Bill Gates could buy her on a whim. So, for that matter, could Steven Spielberg, Michael Crichton or Madonna. She would make a terrific conversation piece--one of the biggest and most complete fossil skeletons of Tyrannosaurus rex ever found. She's called Sue, and she's for sale to the highest bidder.
No one knows what will happen, of course, when Sue goes up for auction at Sotheby's in New York City this Saturday. She may well end up in a natural history museum, rather than as a lawn ornament of the rich and famous.
But Sue has gone on the block in such a high-profile way that her price (not to mention her head) will inevitably go through the roof--and that's a problem for paleontologists, for whom a fossil this good is almost priceless. A nonprofit institution like the (currently Tyrannosaurus-less) Smithsonian, for example, will probably have to scrape up at least $1 million, and possibly more, to get this irreplaceable specimen--which is only partly mineralized and so offers scientists a rare chance to study actual dinosaur-bone tissue. "This will open the floodgates," says Don Wolberg, executive director of special projects at the Academy of Natural Sciences in Philadelphia. "I think it's criminal to auction something like this."

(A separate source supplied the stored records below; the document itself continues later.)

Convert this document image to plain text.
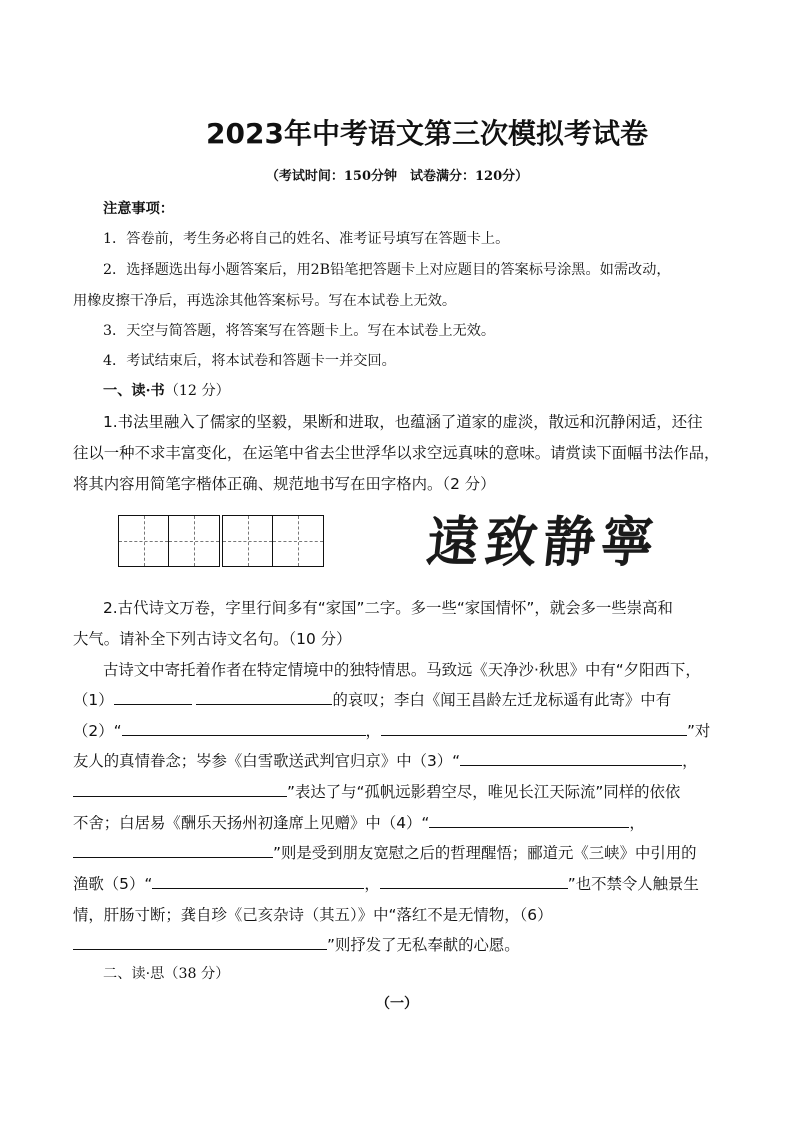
2023年中考语文第三次模拟考试卷
（考试时间：150分钟　试卷满分：120分）
注意事项：
1．答卷前，考生务必将自己的姓名、准考证号填写在答题卡上。
2．选择题选出每小题答案后，用2B铅笔把答题卡上对应题目的答案标号涂黑。如需改动，
用橡皮擦干净后，再选涂其他答案标号。写在本试卷上无效。
3．天空与简答题，将答案写在答题卡上。写在本试卷上无效。
4．考试结束后，将本试卷和答题卡一并交回。
一、读·书（12 分）
1.书法里融入了儒家的坚毅，果断和进取，也蕴涵了道家的虚淡，散远和沉静闲适，还往
往以一种不求丰富变化，在运笔中省去尘世浮华以求空远真味的意味。请赏读下面幅书法作品，
将其内容用简笔字楷体正确、规范地书写在田字格内。（2 分）
遠
致
静
寧
2.古代诗文万卷，字里行间多有“家国”二字。多一些“家国情怀”，就会多一些崇高和
大气。请补全下列古诗文名句。（10 分）
古诗文中寄托着作者在特定情境中的独特情思。马致远《天净沙·秋思》中有“夕阳西下，
（1）	的哀叹；李白《闻王昌龄左迁龙标遥有此寄》中有
（2）“	，	”对
友人的真情眷念；岑参《白雪歌送武判官归京》中（3）“	，
”表达了与“孤帆远影碧空尽，唯见长江天际流”同样的依依
不舍；白居易《酬乐天扬州初逢席上见赠》中（4）“	，
”则是受到朋友宽慰之后的哲理醒悟；郦道元《三峡》中引用的
渔歌（5）“	，	”也不禁令人触景生
情，肝肠寸断；龚自珍《己亥杂诗（其五）》中“落红不是无情物，（6）
”则抒发了无私奉献的心愿。
二、读·思（38 分）
（一）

This isn't the first time the word criminal has come up in reference to Sue. In fact, her history since discovery has been a twisted tale of lawsuits, FBI raids, felony prosecutions and one of the longest criminal trials in South Dakota history--culminating in an 18-month jail sentence for Peter Larson, the man who dug Sue out of a hillside in the state.

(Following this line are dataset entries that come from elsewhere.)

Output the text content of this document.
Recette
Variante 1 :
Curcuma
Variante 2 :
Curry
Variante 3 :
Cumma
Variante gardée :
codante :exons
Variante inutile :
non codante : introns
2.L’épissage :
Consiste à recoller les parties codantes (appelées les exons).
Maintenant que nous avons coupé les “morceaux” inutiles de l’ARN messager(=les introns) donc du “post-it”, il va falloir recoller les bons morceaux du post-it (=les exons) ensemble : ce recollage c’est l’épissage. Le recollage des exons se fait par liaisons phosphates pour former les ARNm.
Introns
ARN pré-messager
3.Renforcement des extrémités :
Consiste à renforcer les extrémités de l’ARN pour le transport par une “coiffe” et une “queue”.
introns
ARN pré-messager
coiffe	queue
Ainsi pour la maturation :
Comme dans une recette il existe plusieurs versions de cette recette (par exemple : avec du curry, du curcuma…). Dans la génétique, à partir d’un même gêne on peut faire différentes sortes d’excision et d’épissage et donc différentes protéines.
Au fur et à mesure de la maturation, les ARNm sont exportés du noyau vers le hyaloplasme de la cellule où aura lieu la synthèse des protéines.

"I was in the wrong place at the wrong time," says Larson, who was released last month. The place was South Dakota's Cheyenne River Sioux reservation, the time 1990. Larson was on a prospecting trip for the Black Hills Institute of Geological Research, a well-respected commercial fossil-supply house he founded in 1974. There's no law against selling fossils, even important ones, as long as they're found on private land, and that's what Larson thought he'd done. The acreage in question belonged to Maurice Williams, a Sioux cattle rancher, and Larson had secured permission in advance to go digging on his land.
The person who actually found the dinosaur was Susan Hendrickson, then Larson's girlfriend. After 17 days of excavating, they had what would turn out to be the most pristine T. rex specimen ever found. Larson named the monster (which he thinks might even be female) Sue, in honor of her discoverer.
Larson then wrote Williams a check for $5,000 and shipped the bones to institute headquarters in Hill City, S.D., where he planned to catalog, prepare, mount and display the magnificent skeleton. Larson started giving public lectures and publishing popular articles on Sue. Tourists began streaming in.
Then, in May 1992, a different kind of visitor arrived: FBI agents and National Guard troops, among others, raided the Black Hills Institute, seizing Sue and other fossils, along with photos, business records and documents. In 1993 a federal grand jury indicted Larson and five colleagues on a total of 39 felony charges, including stealing fossils from government land.